Durante el camino a la estación no dije ni media palabra. Ni siquiera le di a mi madre un beso de despedida cuando me entregó la maleta, por miedo a convertirme en un llorón delante del Barbas. Me pasé el viaje construyendo cartas anónimas a partir de recortes de periódico en las que amenazaba al Barbas con una muerte monstruosa si no dejaba en paz a mi madre. El anciano que iba sentado junto a mí me observaba cada vez más alarmado. Al final arrojé todas las cartas por el excusado del tren, porque pensé que mamá sospecharía su procedencia y aquello no haría otra cosa que ponerla aún más de parte del Barbas.
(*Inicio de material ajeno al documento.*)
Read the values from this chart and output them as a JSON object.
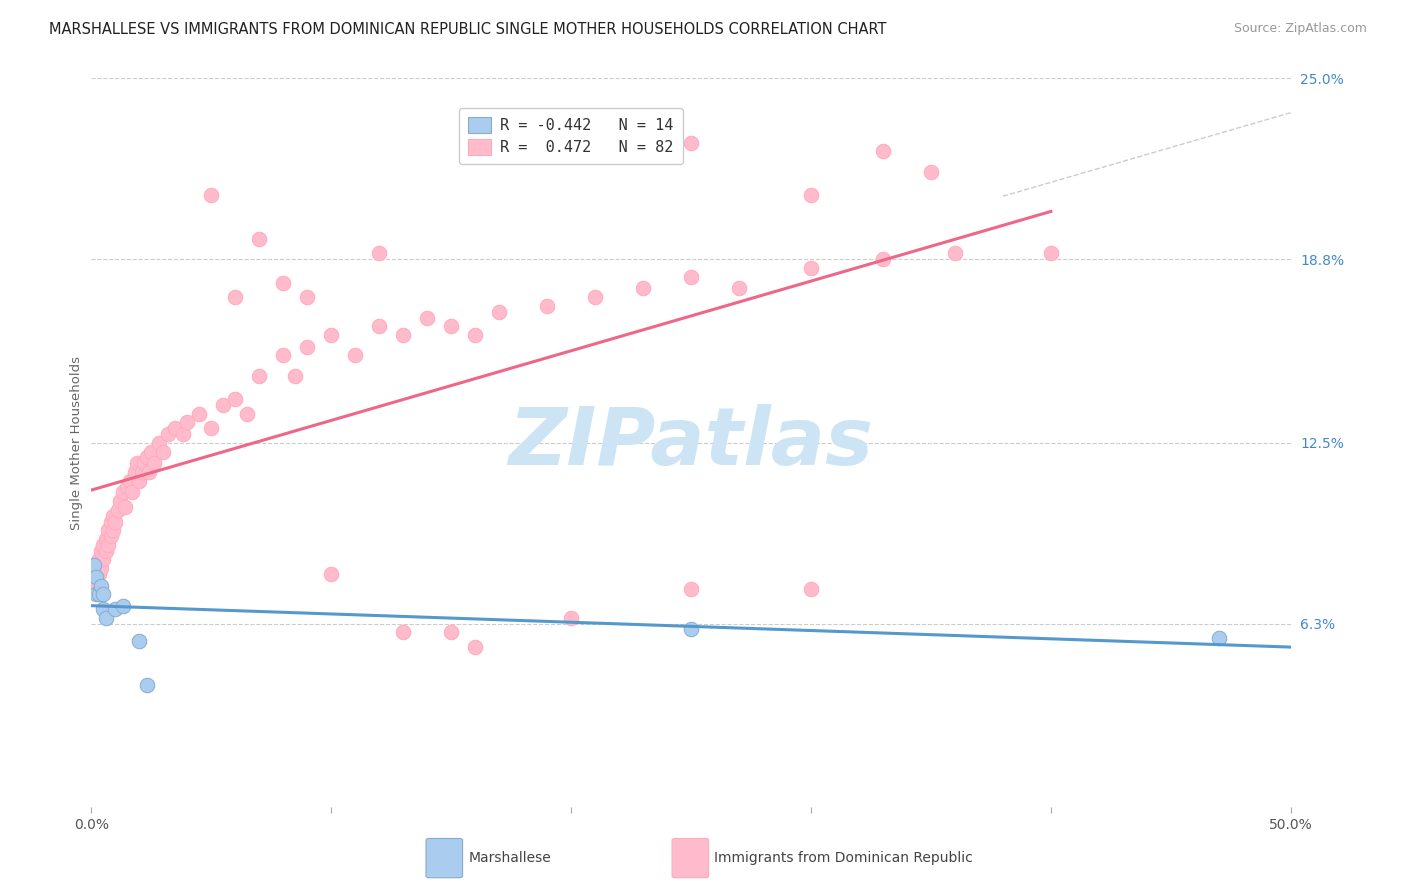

Lo sé. Me encontraba en un estado lamentable. El viaje duró una hora y nueve minutos. Han pasado más de ocho años y aún lo recuerdo todo con exactitud. Clapham Junction, Basingstoke, Andover… todas las estaciones tenían el mismo aspecto. Con cada kilómetro que avanzábamos, más rechazado me sentía. A la media hora ya me había comido todas las barras de chocolate que me había metido mi madre en la mochila (nueve, si mal no recuerdo; tenía bastante cargo de conciencia), y cada vez que miraba por la ventana y se emborronaba todo ante mis ojos, me convencía a mí mismo de que no se debía a mis lágrimas sino a las gotas de lluvia que resbalaban por los cristales.

Ya lo dije. Lamentable.

Mientras sacaba la maleta a rastras del tren me sentí al mismo tiempo terriblemente joven y cien años mayor que al partir. Desterrado. Rechazado. Huérfano de madre, hermanas y perro. Maldito Barbas. Me aplasté el pie con la maleta y lancé una maldición, deseando que en España hubiera alguna enfermedad contagiosa que matara dentistas.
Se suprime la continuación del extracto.